El olor y la visión de la sangre, el aullido estremecedor del licántropo herido, la sensación de la batalla y el peligro que corría su vida, el instinto de supervivencia, se aliaron para despertar a la bestia que dormía dentro del interior del joven. Su mirada se volvió fría como el hielo y la sonrisa que se dibujaba en su cara le daba un cariz siniestro a su expresión mientras las dos espadas danzaban en el aire recuperando una posición de guardia.
Sus dos compañeros no se pararon a esperar a que el segundo de los monstruos cayera derrotado y se abalanzaron sobre Casey por ambos flancos. Incapaz de detenerlos con las espadas, dio un poderoso salto y ambos lobos chocaron entre sí, confundiendo sus intenciones por un solo instante, el tiempo justo para que el vampiro aterrizara sobre la espalda de uno y, con un movimiento rápido, quebrara su robusto cuello.
Para asegurarse de que no volviera a darle problemas, le cortó la cabeza prolongando con la espada el movimiento que le había llevado al suelo. Ya sólo quedaba uno en plenas condiciones y el espadachín, que seguía aún en el pequeño resquicio de conciencia que le había dejado el cazador, así llamaba a la bestia que dormía en su interior, se dijo que tenía suerte.
Sin embargo, todo el que ha luchado ante los hombres lobo alguna vez sabe que no se puede subestimar su poder de curación. Entretenido como estaba en zafarse de la ofensiva conjunta de los otros dos monstruos, había descuidado la retaguardia, hecho que había aprovechado el ahora manco para agarrarle por el cuello.

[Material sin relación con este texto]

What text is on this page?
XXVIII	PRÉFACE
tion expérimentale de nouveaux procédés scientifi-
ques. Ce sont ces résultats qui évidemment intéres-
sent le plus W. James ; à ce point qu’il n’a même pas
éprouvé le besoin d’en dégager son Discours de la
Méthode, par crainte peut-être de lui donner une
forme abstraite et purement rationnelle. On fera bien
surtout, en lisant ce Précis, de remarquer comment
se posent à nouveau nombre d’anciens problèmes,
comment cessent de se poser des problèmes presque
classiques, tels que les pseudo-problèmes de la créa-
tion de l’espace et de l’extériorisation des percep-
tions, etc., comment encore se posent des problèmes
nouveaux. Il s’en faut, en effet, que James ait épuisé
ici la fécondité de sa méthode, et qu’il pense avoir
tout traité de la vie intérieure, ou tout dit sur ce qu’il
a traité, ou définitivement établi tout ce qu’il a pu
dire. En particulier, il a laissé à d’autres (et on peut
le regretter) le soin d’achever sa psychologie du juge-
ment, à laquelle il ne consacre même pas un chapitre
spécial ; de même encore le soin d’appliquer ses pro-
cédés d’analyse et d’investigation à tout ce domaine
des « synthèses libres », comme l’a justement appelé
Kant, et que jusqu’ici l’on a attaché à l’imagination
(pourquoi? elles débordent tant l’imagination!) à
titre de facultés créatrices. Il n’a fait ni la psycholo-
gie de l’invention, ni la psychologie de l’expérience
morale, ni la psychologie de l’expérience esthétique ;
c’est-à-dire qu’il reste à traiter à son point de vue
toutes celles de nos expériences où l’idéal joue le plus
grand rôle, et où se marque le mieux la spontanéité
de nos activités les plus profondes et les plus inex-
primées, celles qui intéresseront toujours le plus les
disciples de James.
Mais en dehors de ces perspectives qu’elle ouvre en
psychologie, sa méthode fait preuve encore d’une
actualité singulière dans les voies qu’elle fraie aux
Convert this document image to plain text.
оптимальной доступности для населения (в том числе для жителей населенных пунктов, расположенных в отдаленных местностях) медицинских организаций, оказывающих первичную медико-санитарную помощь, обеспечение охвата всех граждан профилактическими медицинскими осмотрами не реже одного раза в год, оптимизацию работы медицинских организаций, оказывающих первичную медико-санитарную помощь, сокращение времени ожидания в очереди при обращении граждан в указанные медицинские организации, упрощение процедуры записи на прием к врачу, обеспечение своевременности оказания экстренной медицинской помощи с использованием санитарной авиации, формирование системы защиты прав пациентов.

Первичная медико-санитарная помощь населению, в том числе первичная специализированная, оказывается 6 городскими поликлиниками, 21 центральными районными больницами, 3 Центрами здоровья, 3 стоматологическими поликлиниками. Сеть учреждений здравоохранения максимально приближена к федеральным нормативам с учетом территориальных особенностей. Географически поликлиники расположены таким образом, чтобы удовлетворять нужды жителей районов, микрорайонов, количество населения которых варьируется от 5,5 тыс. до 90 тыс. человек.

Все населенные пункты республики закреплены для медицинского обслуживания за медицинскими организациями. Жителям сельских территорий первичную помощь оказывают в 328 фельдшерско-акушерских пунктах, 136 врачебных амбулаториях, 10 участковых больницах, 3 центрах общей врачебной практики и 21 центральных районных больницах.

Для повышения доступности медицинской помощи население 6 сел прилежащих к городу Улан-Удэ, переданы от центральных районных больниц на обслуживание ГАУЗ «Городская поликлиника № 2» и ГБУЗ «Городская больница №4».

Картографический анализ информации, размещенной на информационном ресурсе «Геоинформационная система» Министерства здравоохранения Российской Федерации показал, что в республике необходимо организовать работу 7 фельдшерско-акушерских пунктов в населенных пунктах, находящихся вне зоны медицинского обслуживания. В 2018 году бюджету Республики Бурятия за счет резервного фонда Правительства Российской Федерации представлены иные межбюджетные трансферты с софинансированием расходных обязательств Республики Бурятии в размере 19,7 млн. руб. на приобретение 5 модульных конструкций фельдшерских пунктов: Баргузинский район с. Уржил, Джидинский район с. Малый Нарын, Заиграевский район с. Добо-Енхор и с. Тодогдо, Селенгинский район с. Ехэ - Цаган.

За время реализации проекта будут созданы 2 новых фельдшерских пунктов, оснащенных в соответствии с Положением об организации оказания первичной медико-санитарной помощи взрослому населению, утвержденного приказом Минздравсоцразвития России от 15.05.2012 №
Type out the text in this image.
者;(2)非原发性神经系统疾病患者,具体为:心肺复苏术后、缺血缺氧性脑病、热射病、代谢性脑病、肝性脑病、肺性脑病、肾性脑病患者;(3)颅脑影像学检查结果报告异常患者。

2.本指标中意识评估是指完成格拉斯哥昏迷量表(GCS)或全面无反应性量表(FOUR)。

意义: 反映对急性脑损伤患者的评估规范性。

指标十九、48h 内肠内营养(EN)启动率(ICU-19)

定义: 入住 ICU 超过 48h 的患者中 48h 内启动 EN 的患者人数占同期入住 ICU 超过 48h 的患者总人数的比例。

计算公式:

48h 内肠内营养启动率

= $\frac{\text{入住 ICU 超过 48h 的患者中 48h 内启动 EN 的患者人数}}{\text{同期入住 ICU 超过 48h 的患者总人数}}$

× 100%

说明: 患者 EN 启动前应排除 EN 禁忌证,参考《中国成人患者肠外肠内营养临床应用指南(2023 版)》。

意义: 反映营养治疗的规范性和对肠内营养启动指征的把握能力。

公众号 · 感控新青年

Con su objetivo a su merced, el cuarto de los lobos se abalanzó sobre el pequeño y enclenque cuerpo del vampiro. Pero afortunadamente, el que le apresaba sólo tenía un brazo, aún a pesar de que su herida había cicatrizado, y la presa no era tan fuerte como hubiera preferido.
Hizo fuerza con sus dos pies en el suelo y dio un pequeño salto que le permitió patear el morro del que estaba cargando. En su movimiento de caída, se inclinó hacia delante y lanzó por encima de su cuerpo al que lo había apresado. Recogió las espadas del suelo, que se le habían caído durante la presa, y volvió a la carga.
Corrió hacia uno de los dos monstruos restantes y, a escasos centímetros de que sus espadas entraran en contacto con la piel peluda del licántropo, se zambulló, colándose por debajo de sus piernas y cortándole los tendones de la parte trasera de sus rodillas, obligándole a postrarse hacia él.
Incapacitado para andar, aquel no sería un problema en aquel momento, pero no podía dejar que se recuperara así que se puso en pie de inmediato y le cortó la cabeza. Ahora sí que sólo quedaba uno y estaba manco.
Lentamente, con una mirada demoníaca y una sonrisa maquiavélica que dejaba ver sus hiperdesarrollados colmillos con total claridad, se acercó hacia el último de sus agresores. Las espadas iban bajas y echaba el pecho hacia delante, como un torero delante del toro, como queriendo provocar los instintos del animal, pero éste era consciente de su inferioridad.
Intentó huir hacia la puerta, pero Casey, con parsimonia, le cortó el paso. Entonces, el lobo dio un brusco cambio de dirección hacia la ventana, algo que el vampiro ya había previsto. Soltó su espada y empuñó de nuevo una de sus semiautomáticas. Le disparó a la nuca y a la espalda, en el lugar donde se encontraba el corazón.
Un aullido ahogado fue la única reacción de la bestia, que cayó con todo su peso sobre el suelo y, entre estertores que hubieran asustado a cualquiera de aquellos cobardes e ignorantes humanos, expulsó su último aliento. Todo había acabado, al menos por ahora.
Minutos después, pasado el peligro, el cazador regresó a su estado de letargo. Limpiando sus armas de la fétida sangre de los licántropos, mientras veía como sus heridas se curaban poco a poco, dispuestas a no permitir que muriera, Casey maldijo mil y una veces más la vida eterna y se preparó para sobrevivir hasta, al menos, la próxima luna llena.